Paradoks Demokrasi di Indonesia, dan Ironi Kebebasan Berpendapat

Paradoks demokrasi
Ilustrasi demonstrasi. (Unplash)

Metaranews.co, Hiburan – Paradoks demokrasi, sebuah fenomena dimana demokrasi menimbulkan ancaman terhadap stabilitas sosial.

Di era modern ini, siapa yang bisa mencegah berkembangnya kebebasan berekspresi. Itu juga dilindungi undang-undang.

Melansir Hukumonline, berpendapat adalah hak yang dilindungi oleh Pasal 28E ayat (3) Undang-Undang Dasar Negara Republik Indonesia Tahun 1945 (“UUD 1945”) yang berbunyi:

Setiap orang berhak atas kebebasan berserikat, berkumpul dan mengeluarkan pendapat.

Selain itu, kebebasan berpendapat ini juga ditegaskan kembali dalam Pasal 23 ayat (2) Undang-Undang Nomor 39 Tahun 1999 tentang Hak Asasi Manusia (“UU HAM”) yang menyatakan:

Setiap orang bebas mempunyai, menyatakan dan menyebarluaskan pendapat menurut hati nuraninya, secara lisan dan atau tertulis, melalui media cetak dan elektronik dengan memperhatikan nilai-nilai agama, kesusilaan, ketertiban, kepentingan umum, dan keutuhan negara.

Kebebasan Berpendapat Sebagai Subtansi Kritik

Paradoks demokrasi
Ilustrasi demonstrasi. (Unplash)

Kebebasan berpendapat kini juga termasuk dalam substansi kritik terhadap kebijakan, dalam hal ini kebijakan yang dibuat oleh pemerintah.

Pengaruh media sosial yang semakin berkembang juga menjadi persimpangan jalan dalam menyampaikan kritik atau pendapat di depan umum maupun di dunia maya.

Misalnya, BEM Universitas Indonesia (UI) mengkritik keabsahan UU Cipta Kerja dengan menayangkan video animasi tikus di gedung DPR RI dan Puan Maharani selaku ketua DPR.

Belum lagi kasus Bima, pemuda asal Lampung yang saat ini kuliah di Australia, mengkritisi pemerintah di Lampung karena jalan rusak dengan topik kritik ‘Kenapa Lampung tidak maju’.

Dua peristiwa ini menunjukkan bahwa tidak perlu lagi turun ke jalan untuk berdemonstrasi menyampaikan kritik. Hanya bermodal smartphone dan caption, ditambah sedikit pemanis, satu kritikan akan dilihat oleh ribuan orang di dunia maya.

Kebebasan berpendapat termasuk kritik publik terhadap pemerintah, merupakan pilar penting demokrasi. Penindasan terhadap kebebasan berpendapat, berpikir, berserikat, dan kritik publik akan menyebabkan demokrasi lumpuh.

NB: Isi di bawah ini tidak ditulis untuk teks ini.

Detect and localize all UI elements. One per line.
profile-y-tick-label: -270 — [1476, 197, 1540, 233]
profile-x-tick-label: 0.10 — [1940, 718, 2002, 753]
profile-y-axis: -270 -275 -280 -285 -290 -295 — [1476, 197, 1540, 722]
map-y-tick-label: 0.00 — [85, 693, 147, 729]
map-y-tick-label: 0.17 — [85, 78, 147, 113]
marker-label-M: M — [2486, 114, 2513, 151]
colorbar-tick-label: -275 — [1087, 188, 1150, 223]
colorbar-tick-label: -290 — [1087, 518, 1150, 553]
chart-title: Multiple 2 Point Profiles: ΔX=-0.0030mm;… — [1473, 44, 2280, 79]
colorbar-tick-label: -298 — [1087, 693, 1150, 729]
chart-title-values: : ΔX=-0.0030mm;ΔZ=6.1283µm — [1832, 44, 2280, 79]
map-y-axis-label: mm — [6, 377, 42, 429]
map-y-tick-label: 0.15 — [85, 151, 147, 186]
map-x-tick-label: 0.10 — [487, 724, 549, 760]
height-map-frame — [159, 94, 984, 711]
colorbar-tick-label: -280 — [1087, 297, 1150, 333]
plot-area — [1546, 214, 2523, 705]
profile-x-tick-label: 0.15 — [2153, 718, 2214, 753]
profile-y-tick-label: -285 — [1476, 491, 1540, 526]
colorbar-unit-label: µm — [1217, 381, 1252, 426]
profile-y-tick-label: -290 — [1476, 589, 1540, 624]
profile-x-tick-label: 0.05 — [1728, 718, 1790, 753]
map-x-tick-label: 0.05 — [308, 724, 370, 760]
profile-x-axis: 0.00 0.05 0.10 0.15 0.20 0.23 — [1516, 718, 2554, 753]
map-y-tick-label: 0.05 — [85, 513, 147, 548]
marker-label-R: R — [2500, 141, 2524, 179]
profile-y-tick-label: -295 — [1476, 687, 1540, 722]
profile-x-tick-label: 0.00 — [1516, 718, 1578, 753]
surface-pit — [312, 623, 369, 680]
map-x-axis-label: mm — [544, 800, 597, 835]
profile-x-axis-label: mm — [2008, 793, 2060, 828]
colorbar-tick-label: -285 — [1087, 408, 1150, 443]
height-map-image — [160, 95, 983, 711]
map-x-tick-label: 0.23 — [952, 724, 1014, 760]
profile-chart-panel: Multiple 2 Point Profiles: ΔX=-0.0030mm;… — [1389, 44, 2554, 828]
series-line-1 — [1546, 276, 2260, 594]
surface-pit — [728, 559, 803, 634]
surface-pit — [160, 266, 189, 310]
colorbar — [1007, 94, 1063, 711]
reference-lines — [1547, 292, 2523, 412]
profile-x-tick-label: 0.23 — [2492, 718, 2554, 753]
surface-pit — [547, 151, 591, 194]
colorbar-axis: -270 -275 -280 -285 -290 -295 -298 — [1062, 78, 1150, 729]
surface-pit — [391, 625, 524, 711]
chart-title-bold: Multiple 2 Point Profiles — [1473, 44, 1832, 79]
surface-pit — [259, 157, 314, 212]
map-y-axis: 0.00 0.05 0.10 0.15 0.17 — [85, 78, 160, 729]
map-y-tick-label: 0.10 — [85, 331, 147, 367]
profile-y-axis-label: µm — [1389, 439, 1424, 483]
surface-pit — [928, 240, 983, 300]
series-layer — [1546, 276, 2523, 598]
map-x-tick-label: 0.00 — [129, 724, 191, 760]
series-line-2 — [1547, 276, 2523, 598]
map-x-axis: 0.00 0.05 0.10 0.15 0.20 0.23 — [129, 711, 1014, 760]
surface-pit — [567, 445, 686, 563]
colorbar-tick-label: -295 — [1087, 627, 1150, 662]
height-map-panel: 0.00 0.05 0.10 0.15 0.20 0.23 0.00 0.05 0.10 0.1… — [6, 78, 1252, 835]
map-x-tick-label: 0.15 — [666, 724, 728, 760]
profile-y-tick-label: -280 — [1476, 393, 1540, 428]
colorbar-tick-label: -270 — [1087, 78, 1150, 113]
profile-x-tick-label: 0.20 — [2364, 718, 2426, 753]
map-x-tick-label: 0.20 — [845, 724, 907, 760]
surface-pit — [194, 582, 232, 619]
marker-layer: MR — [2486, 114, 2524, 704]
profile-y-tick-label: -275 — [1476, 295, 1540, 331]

Perlu diingat juga, jika demokrasi yang diterapkan di Indonesia adalah demokrasi Pancasila, bukan demokrasi liberal ala Barat yang mendewakan kebebasan absolut.

Dalam demokrasi Pancasila, kebebasan individu untuk berpendapat, berserikat, dan mengkritik publik dibatasi oleh beberapa hal.

Antara lain stabilitas dan keamanan nasional, kepentingan umum yang luas, ideologi nasional dan etika serta aturan moral yang bersifat sosial dan religius atau ketuhanan.

Artinya, kebebasan berekspresi rakyat idealnya dipahami dalam koridor-koridor tersebut. Koridor ketahanan nasional, kepentingan umum, dan ideologi kebangsaanlah yang selama ini terabaikan dalam menyampaikan pendapat atau kritik.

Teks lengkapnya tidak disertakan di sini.